Meals with the kids are more often enjoyed on the sturdy picnic table, also designed and crafted by WoodKith, that separates the kitchen from an open family room marked by built-in bookshelves, a white-brick fireplace and a roomy sofa.
The cooking space is spacious enough for all of Schoenith’s culinary activities, whether she’s making a pot of warm leek risotto or throwing flour on the island to make cinnamon buns for a big weekend breakfast. “We had no counter space in our previous kitchen, so in this one, I didn’t want a thing on the island—not even a sink,” Schoenith explains. (Find her whimsical recipes on her blog.)
Caesarstone countertops in a color called pebble achieve the look of honed concrete and are virtually impervious to damage. The Schoeniths paired them with square white tiles and angular cup hardware in a textured iron finish, which contributes another masculine moment.
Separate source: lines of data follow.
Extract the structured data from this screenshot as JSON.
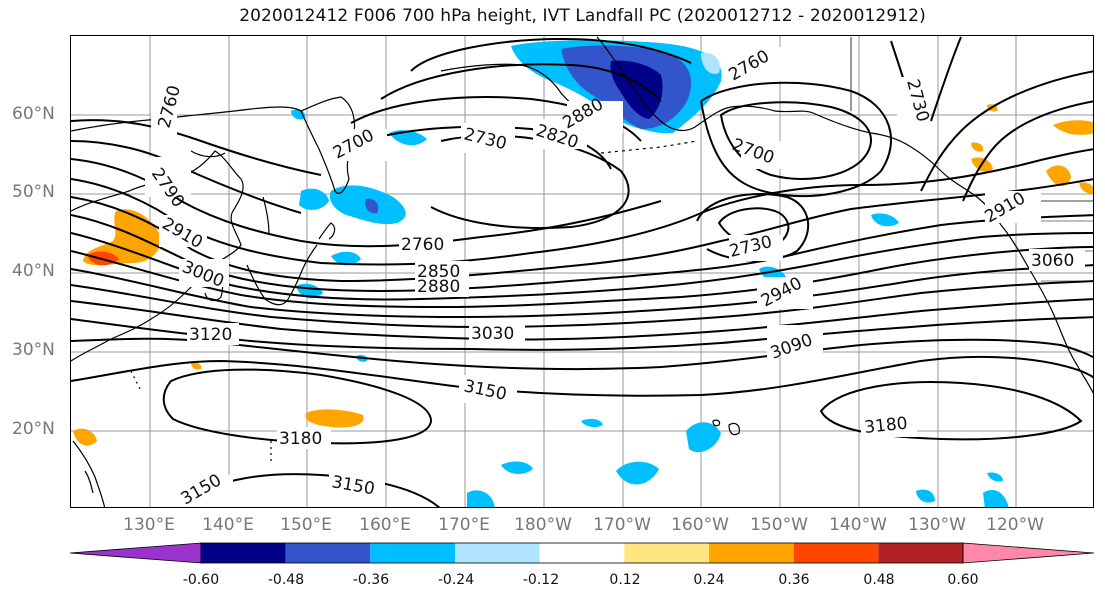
{
  "title": "2020012412 F006 700 hPa height, IVT Landfall PC (2020012712 - 2020012912)",
  "lat_labels": [
    "60°N",
    "50°N",
    "40°N",
    "30°N",
    "20°N"
  ],
  "lon_labels": [
    "130°E",
    "140°E",
    "150°E",
    "160°E",
    "170°E",
    "180°W",
    "170°W",
    "160°W",
    "150°W",
    "140°W",
    "130°W",
    "120°W"
  ],
  "contour_labels": [
    "2760",
    "2790",
    "2910",
    "3000",
    "3120",
    "2700",
    "2730",
    "2820",
    "2880",
    "2850",
    "2760",
    "2850",
    "2880",
    "3030",
    "3150",
    "3180",
    "3150",
    "3150",
    "2760",
    "2730",
    "2940",
    "3090",
    "3180",
    "2910",
    "3060",
    "2730",
    "2700"
  ],
  "colorbar": {
    "ticks": [
      "-0.60",
      "-0.48",
      "-0.36",
      "-0.24",
      "-0.12",
      "0.12",
      "0.24",
      "0.36",
      "0.48",
      "0.60"
    ],
    "colors": [
      "#9933cc",
      "#000088",
      "#3355cc",
      "#00bfff",
      "#aee4ff",
      "#ffffff",
      "#ffe680",
      "#ffa500",
      "#ff4500",
      "#b22222",
      "#ff88aa"
    ]
  },
  "map": {
    "projection": "cylindrical",
    "lon_range": [
      "120°E",
      "115°W"
    ],
    "lat_range": [
      "10°N",
      "70°N"
    ],
    "graticule": "10°",
    "contour_color": "#000000",
    "coastline_color": "#000000"
  }
}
And since they were creating the kitchen of their wildest dreams, Schoenith made sure to include both open and closed storage on the integrated refrigerator wall, allowing her to showcase all the pretty white dishes in her ever-growing collection.
Around the corner, a mudroom boasts convenient built-in cubbies and herringbone brick floors, plus a spacious pantry built to spec, accommodating everything from cookbooks to super-tall vases.
Upstairs, the home’s square-shaped layout wraps around a central stair hall. This floor accommodates a roomy laundry space and four sizable bedrooms, including a lofty master with exposed rafters. The room’s rustic decor features a metal-frame king bed, card catalogue-inspired tall chest and handsome writing desk, with elements like primitive farm tools imparting whimsy.
Adjoining the master bedroom is both the master bath, with its glass shower stall and bold black and white tiles, and Waylan’s nursery. The baby’s room contains a Hollywood Regency chest, weathered Asian console, giant stuffed giraffes and an Heirloomed felt pennant flag bearing his moniker.
The other kids’ rooms are equally cute. Eldest son Wyatt’s boasts a bunk bed, glossy forest green Marais chairs and a woodcut of woodland scenery picked up in Nashville.
Sawyer’s room revolves around a rose painting by Schoenith’s greatgreat aunt. It’s femme, but in the floral sense; there’s not a wealth of pink, but there are touches of gold and old-fashioned glamour. “With Sawyer being the only girl, I wanted her room to be really light and pretty,” Schoenith says. “This was my one shot at being as girly as we could be.”
Besides Sawyer’s forthcoming transition to a “big girl bed,” the Schoenith house will see many more fun changes in the coming months. “We will soon renovate our basement into a family space and studio for our business, as well as finish our back yard [landscaping].” Just another day in paradise!